Financing Your Company: Six Key Issues from a Lawyer’s Perspective
By David Peteler
Early stage businesses need financing to grow and succeed. Depending on your stage of development, you may be looking for “friends and family” financing, an Angel round, or a Series A round. While these different types of investors have their own investment requirements, once investors are interested in your company, they will want to do due diligence on at least these six basic items.
- Investment Proposition. How much of the company will the investor get for their investment? A pro-forma fully-diluted post-money cap table will show this, i.e. a cap table that shows all of the issued stock, options, warrants, and convertible securities; as well as the new stock to be issued in the financing. The pro-forma should assume that all authorized options and warrants are exercised, and all convertible securities are converted. It should also show how much money is being raised, and what the equity percentages will be after the new money has been raised. The pro-forma financial statement also shows investors that the founders have gone through the crucial process of allocating the initial equity.
- Basic Corporate Structure In Place. Investors want to be sure they’re investing in a company that is set up properly from a legal point of view, so they are confident that they are getting the stock (or other investment instrument) they think they are buying. They will want to see an existing entity (likely a Delaware corporation), with the basic corporate documentation in place.

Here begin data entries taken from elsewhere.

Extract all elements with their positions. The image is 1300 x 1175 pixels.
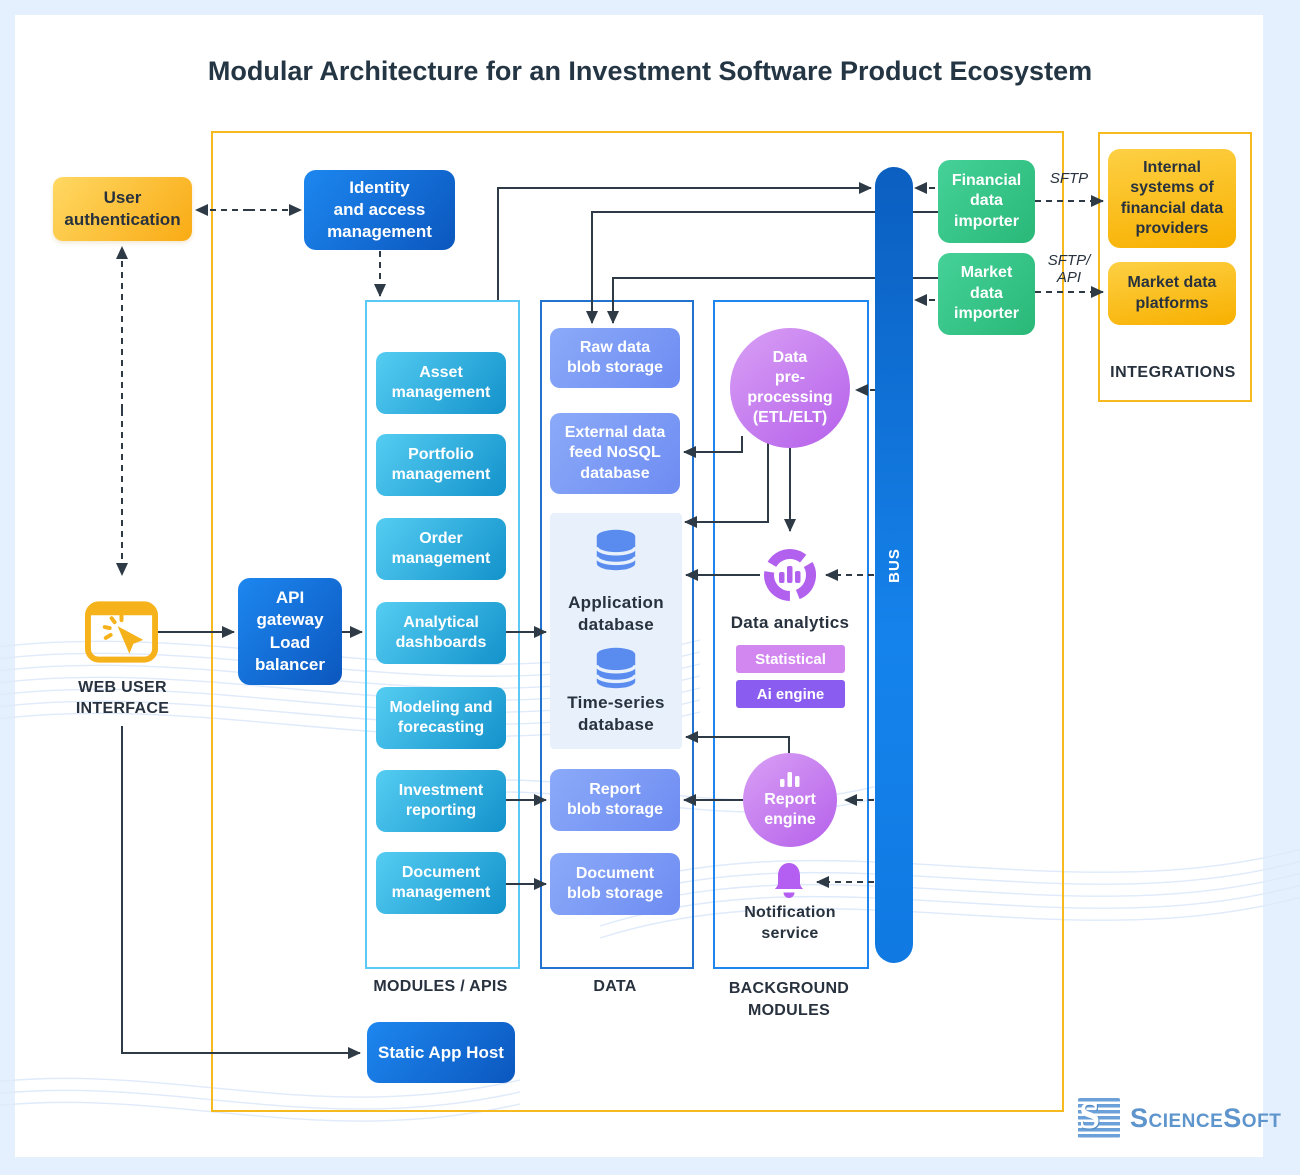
report-blob-storage-box: Report blob storage	[550, 769, 680, 831]
bell-icon	[775, 863, 803, 898]
module-portfolio-management: Portfolio management	[376, 434, 506, 496]
report-engine-label: Report engine	[764, 790, 816, 828]
web-user-interface-icon	[85, 601, 158, 668]
api-gateway-load-balancer-box: API gateway Load balancer	[238, 578, 342, 685]
data-analytics-icon	[762, 547, 818, 608]
data-analytics-label: Data analytics	[730, 613, 850, 632]
sftp-edge-label: SFTP	[1049, 170, 1089, 187]
market-data-platforms-box: Market data platforms	[1108, 262, 1236, 325]
database-icon	[595, 529, 637, 571]
time-series-database-icon	[591, 645, 641, 696]
internal-systems-box: Internal systems of financial data provi…	[1108, 149, 1236, 248]
modules-apis-section-label: MODULES / APIS	[373, 978, 508, 995]
user-authentication-box: User authentication	[53, 177, 192, 241]
bus-label: BUS	[885, 547, 903, 583]
external-data-feed-nosql-box: External data feed NoSQL database	[550, 413, 680, 494]
sciencesoft-logo-text: ScienceSoft	[1130, 1102, 1282, 1133]
data-section-label: DATA	[593, 978, 637, 995]
integrations-label: INTEGRATIONS	[1110, 364, 1236, 381]
sftp-api-edge-label: SFTP/ API	[1047, 252, 1091, 286]
integrations-frame	[1098, 132, 1252, 402]
static-app-host-box: Static App Host	[367, 1022, 515, 1083]
raw-data-blob-storage-box: Raw data blob storage	[550, 328, 680, 388]
identity-access-management-box: Identity and access management	[304, 170, 455, 250]
background-modules-section-label: BACKGROUND MODULES	[728, 980, 850, 1019]
web-user-interface-label: WEB USER INTERFACE	[75, 679, 170, 717]
report-engine-circle: Report engine	[743, 753, 837, 847]
statistical-badge: Statistical	[736, 645, 845, 673]
module-order-management: Order management	[376, 518, 506, 580]
data-preprocessing-circle: Data pre- processing (ETL/ELT)	[730, 328, 850, 448]
bus-bar: BUS	[875, 167, 913, 963]
database-icon	[595, 647, 637, 689]
donut-chart-icon	[764, 549, 816, 601]
time-series-database-label: Time-series database	[567, 693, 665, 735]
module-analytical-dashboards: Analytical dashboards	[376, 602, 506, 664]
module-investment-reporting: Investment reporting	[376, 770, 506, 832]
module-modeling-forecasting: Modeling and forecasting	[376, 687, 506, 749]
sciencesoft-logo-icon: S	[1078, 1098, 1120, 1138]
page-title: Modular Architecture for an Investment S…	[207, 56, 1093, 86]
application-database-label: Application database	[568, 593, 664, 635]
bar-chart-icon	[780, 771, 800, 787]
document-blob-storage-box: Document blob storage	[550, 853, 680, 915]
ai-engine-badge: Ai engine	[736, 680, 845, 708]
application-database-icon	[591, 527, 641, 578]
module-document-management: Document management	[376, 852, 506, 914]
notification-service-icon	[769, 860, 809, 905]
financial-data-importer-box: Financial data importer	[938, 160, 1035, 243]
browser-click-icon	[85, 601, 158, 663]
module-asset-management: Asset management	[376, 352, 506, 414]
modules-frame	[365, 300, 520, 969]
outer-frame	[211, 131, 1064, 1112]
sciencesoft-logo: S ScienceSoft	[1078, 1098, 1281, 1138]
market-data-importer-box: Market data importer	[938, 253, 1035, 335]
notification-service-label: Notification service	[744, 904, 836, 942]
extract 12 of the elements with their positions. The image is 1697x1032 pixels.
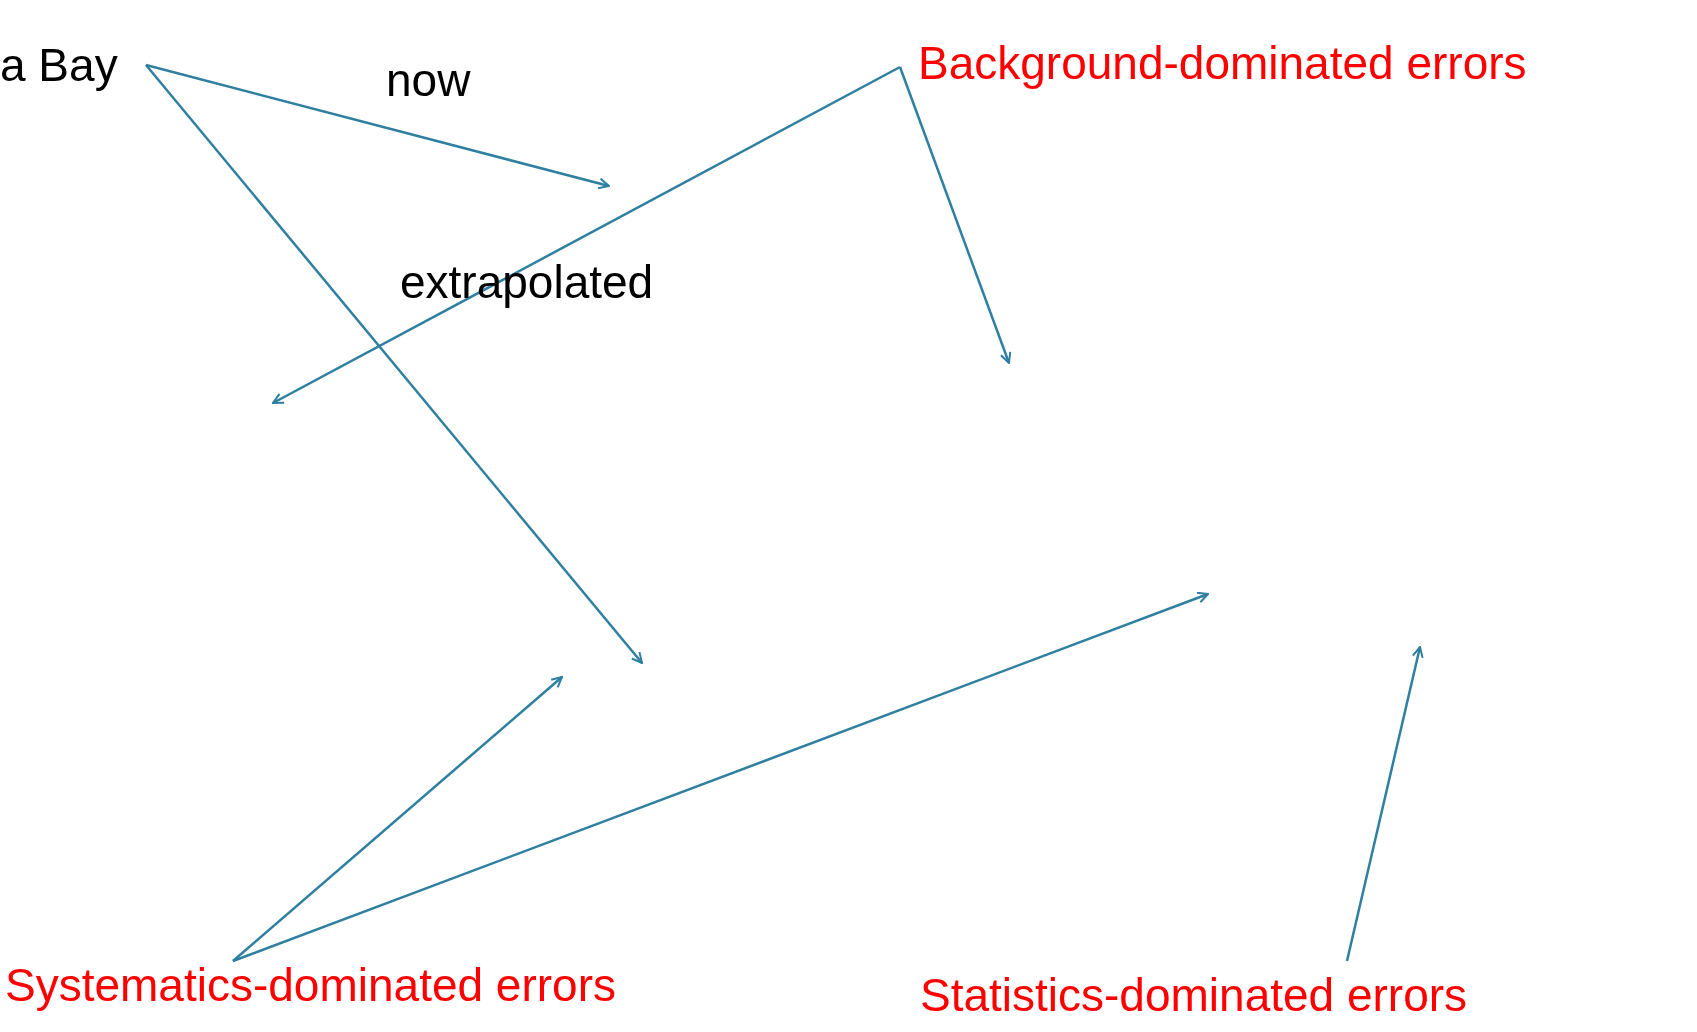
callout-text: Statistics-dominated errors [920, 970, 1468, 1021]
leader-arrow [145, 63, 610, 190]
leader-arrow [898, 66, 1012, 364]
leader-arrow [232, 676, 563, 962]
callout-text: Systematics-dominated errors [5, 960, 616, 1011]
leader-arrow [232, 591, 1209, 963]
leader-arrow [145, 64, 643, 664]
callout-text: Background-dominated errors [918, 38, 1527, 89]
annotation-text: now [386, 55, 471, 106]
leader-arrow [1345, 646, 1424, 962]
callout-text: a Bay [0, 40, 118, 91]
leader-arrow [272, 65, 901, 405]
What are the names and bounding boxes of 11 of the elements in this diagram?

- Commitment of The Team. Investors want to know your team is committed. Investors will want the founders and key people to sign employment or consulting contracts with stock vesting provisions, rights of first refusal, drag-along rights, and other rights. They will want team members to sign non-disclosure and IP assignment agreements. These agreements are designed to be sure the critical team members stay in place until the business has been developed to the expected level.
- Intellectual Property Protection. IP protection is important to investors, especially if the IP is unique or crucial to the company’s success. Take steps to protect it before you take investment money.
- Plan For Your Exit Strategy. Founders should design their businesses with the exit in mind, for their own purposes. Investors will want to know the exit strategy, so they know how and when to expect to monetize their investment. A startup seeking Series A investment should have a well-planned and well-articulated exit strategy. An early stage company should not be tied prematurely to a specific exit strategy, but should have a basic plan and some options in mind. The exit strategy will determine important decisions along the way, so it is not just a goal, but an integral part of the journey of the company.
- Term Sheet and Investment Documents. After the first few meetings, a serious investor will want to see, or will propose, a term sheet. Once the terms are agreed, the investors will request, or propose their own form, of investment documents. These steps show that the company is knowledgeable and realistic about the financing, and that the goals of the investor match the goals of the company. The investment documents will include a stock purchase agreement (or other type of investment agreement). Depending on the company and investment, there may be several other important investment documents. The details of these documents are critical to the investment, and potentially to the success of your company. They may also be critical to your position as founders in the company.
Founders will want to be prepared for each of these topics.